CLINICAL CASE (continued)
The patient did have a further pregnancy. She had initiated a program of regular plasma infusion because of symptomatology and continued with fortnightly plasma infusion until the end of her second trimester. She received weekly plasma infusion until 8 weeks postpartum. Her second child was delivered by elective caesarean section at 38 weeks' gestation, with no complications, and the baby weighed 2.75 kg. A comparison of histology from her first pregnancy and second pregnancy is provided in Figure 3.

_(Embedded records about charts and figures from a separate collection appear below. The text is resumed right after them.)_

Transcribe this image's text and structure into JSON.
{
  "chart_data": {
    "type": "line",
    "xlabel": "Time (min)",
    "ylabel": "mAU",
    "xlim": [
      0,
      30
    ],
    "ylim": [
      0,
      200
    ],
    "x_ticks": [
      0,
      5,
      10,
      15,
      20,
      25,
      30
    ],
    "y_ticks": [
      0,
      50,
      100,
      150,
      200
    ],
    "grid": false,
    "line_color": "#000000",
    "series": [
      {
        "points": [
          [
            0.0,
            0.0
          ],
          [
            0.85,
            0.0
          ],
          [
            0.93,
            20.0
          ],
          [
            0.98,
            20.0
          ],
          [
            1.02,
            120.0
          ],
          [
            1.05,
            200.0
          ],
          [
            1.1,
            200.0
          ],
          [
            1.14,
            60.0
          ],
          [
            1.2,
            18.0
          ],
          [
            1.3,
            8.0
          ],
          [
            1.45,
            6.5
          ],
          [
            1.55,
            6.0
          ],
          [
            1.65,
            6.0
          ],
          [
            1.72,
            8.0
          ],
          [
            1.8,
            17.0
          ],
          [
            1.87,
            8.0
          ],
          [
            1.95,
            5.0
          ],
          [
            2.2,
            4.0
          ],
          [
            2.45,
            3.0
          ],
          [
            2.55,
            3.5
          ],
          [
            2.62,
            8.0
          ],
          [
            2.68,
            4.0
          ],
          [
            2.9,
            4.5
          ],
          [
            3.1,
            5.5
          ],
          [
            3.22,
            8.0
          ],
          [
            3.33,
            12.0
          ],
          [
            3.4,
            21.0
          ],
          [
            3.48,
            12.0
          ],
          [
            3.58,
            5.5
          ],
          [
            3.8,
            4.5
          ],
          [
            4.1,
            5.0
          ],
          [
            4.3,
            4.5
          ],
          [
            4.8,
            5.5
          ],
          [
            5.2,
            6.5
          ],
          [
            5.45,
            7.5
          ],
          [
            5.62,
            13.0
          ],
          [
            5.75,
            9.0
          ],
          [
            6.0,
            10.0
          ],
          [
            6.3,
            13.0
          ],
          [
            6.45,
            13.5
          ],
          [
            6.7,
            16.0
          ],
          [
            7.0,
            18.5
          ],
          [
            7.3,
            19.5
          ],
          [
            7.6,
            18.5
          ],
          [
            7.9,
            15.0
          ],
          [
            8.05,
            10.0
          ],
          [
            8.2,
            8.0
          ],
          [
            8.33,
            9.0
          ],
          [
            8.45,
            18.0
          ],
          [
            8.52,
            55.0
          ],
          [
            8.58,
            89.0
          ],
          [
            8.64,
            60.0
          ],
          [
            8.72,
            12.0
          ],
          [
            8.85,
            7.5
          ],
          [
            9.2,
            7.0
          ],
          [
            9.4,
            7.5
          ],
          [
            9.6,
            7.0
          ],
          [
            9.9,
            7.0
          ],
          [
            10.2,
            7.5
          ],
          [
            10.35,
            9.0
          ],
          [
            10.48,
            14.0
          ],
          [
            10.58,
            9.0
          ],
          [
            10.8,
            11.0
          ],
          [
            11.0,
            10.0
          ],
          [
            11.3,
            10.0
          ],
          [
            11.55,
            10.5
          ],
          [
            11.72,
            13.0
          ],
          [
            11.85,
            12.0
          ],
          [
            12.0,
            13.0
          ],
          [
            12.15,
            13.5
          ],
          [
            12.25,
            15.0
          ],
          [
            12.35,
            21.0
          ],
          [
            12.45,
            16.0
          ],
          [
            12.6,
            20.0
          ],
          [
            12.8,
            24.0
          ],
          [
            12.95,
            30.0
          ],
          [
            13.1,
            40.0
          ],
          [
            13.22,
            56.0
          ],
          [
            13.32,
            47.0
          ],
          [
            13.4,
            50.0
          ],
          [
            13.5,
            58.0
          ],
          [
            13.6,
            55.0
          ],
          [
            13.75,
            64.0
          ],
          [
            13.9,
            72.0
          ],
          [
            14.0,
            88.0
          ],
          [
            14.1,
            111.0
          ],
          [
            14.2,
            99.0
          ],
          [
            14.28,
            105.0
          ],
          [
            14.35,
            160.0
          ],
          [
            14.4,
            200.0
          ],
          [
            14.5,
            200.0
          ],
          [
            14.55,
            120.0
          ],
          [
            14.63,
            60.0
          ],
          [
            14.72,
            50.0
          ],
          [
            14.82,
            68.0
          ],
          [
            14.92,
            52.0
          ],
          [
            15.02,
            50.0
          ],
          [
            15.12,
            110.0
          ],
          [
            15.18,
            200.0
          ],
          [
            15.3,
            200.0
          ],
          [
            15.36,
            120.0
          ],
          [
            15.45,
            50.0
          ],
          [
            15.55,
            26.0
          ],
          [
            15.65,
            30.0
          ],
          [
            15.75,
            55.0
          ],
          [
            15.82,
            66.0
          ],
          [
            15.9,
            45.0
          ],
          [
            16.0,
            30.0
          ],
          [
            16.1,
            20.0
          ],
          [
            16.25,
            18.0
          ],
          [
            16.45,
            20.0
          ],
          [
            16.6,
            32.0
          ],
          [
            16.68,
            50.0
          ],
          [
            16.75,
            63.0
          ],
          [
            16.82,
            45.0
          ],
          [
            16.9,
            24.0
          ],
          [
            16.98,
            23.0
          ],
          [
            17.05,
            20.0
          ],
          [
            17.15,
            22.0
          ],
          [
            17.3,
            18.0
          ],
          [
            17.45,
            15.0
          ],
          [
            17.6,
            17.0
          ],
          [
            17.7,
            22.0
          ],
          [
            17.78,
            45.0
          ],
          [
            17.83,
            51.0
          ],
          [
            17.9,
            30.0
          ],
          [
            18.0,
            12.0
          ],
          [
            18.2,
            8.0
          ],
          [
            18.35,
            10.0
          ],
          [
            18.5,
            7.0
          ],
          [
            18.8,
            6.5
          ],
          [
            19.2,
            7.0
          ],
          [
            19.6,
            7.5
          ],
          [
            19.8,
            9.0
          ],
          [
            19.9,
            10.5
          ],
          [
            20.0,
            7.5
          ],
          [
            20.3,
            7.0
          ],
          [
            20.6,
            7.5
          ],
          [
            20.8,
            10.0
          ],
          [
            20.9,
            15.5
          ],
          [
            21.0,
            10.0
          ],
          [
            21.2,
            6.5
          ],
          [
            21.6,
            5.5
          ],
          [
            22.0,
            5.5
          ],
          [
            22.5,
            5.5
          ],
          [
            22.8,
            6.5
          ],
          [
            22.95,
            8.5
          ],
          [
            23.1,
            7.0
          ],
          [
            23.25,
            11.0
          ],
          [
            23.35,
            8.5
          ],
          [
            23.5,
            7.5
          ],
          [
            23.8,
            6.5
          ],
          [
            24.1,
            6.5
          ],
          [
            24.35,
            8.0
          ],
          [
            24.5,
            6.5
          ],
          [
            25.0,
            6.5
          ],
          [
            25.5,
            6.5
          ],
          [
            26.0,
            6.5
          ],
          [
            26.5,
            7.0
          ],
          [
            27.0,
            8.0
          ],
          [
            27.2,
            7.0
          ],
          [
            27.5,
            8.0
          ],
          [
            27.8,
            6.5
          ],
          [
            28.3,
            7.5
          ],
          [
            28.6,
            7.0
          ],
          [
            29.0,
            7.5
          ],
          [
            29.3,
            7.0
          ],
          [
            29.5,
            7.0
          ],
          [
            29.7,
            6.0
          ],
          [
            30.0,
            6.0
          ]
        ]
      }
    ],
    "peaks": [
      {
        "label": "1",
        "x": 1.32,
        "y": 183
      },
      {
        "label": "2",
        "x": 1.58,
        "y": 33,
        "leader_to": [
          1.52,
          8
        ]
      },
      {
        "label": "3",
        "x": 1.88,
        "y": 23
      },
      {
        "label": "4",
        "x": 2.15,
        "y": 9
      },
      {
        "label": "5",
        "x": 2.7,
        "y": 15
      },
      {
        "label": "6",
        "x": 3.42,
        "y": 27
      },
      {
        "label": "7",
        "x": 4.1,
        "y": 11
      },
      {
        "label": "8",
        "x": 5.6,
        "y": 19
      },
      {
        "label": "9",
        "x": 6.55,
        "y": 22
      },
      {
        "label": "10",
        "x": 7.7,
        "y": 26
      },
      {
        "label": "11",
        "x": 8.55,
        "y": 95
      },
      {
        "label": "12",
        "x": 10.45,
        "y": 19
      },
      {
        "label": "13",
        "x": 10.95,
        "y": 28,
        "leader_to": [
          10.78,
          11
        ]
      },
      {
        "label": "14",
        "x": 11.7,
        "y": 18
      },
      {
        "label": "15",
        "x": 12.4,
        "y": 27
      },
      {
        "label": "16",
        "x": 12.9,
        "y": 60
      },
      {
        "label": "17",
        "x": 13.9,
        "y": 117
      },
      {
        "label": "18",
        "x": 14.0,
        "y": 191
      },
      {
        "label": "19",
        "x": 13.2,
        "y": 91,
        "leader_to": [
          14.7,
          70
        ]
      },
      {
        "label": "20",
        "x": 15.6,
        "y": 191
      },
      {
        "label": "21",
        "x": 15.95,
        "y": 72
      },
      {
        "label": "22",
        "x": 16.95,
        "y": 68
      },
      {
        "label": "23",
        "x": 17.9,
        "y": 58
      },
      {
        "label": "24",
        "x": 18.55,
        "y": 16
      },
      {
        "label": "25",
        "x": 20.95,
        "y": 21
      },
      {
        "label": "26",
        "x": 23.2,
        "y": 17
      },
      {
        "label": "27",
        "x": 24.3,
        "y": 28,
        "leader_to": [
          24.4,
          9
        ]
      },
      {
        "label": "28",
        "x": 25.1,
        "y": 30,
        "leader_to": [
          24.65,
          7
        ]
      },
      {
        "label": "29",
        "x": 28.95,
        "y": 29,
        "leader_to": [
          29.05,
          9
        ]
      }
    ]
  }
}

In conclusion, TTP and CM-HUS are acute life-threatening conditions that require diagnostic consideration and immediate therapy. Presentation within pregnancy complicates the diagnosis further. Pregnancy has its own TMAs (eg, PE and HELLP). Features of these pregnancy-related TMAs may be part of the TTP/CM-HUS presentation. Aside from the maternal mortality, there are significant risks for the fetus, including in utero growth retardation and IUFD, normally evident in the second trimester. Pathways have been presented to aid remission during pregnancy but also to ensure improved outcomes in subsequent pregnancies. This includes close observation, with regular fetal scans to ensure no impact on placental function.
Conflict-of-interest disclosure
Marie Scully: speakers fees and advisory boards for Sanofi, Takeda, Octapharma, Novartis, Alexion.
Off-label drug use
Marie Scully: rituximab for TTP is an off-label use of therapy.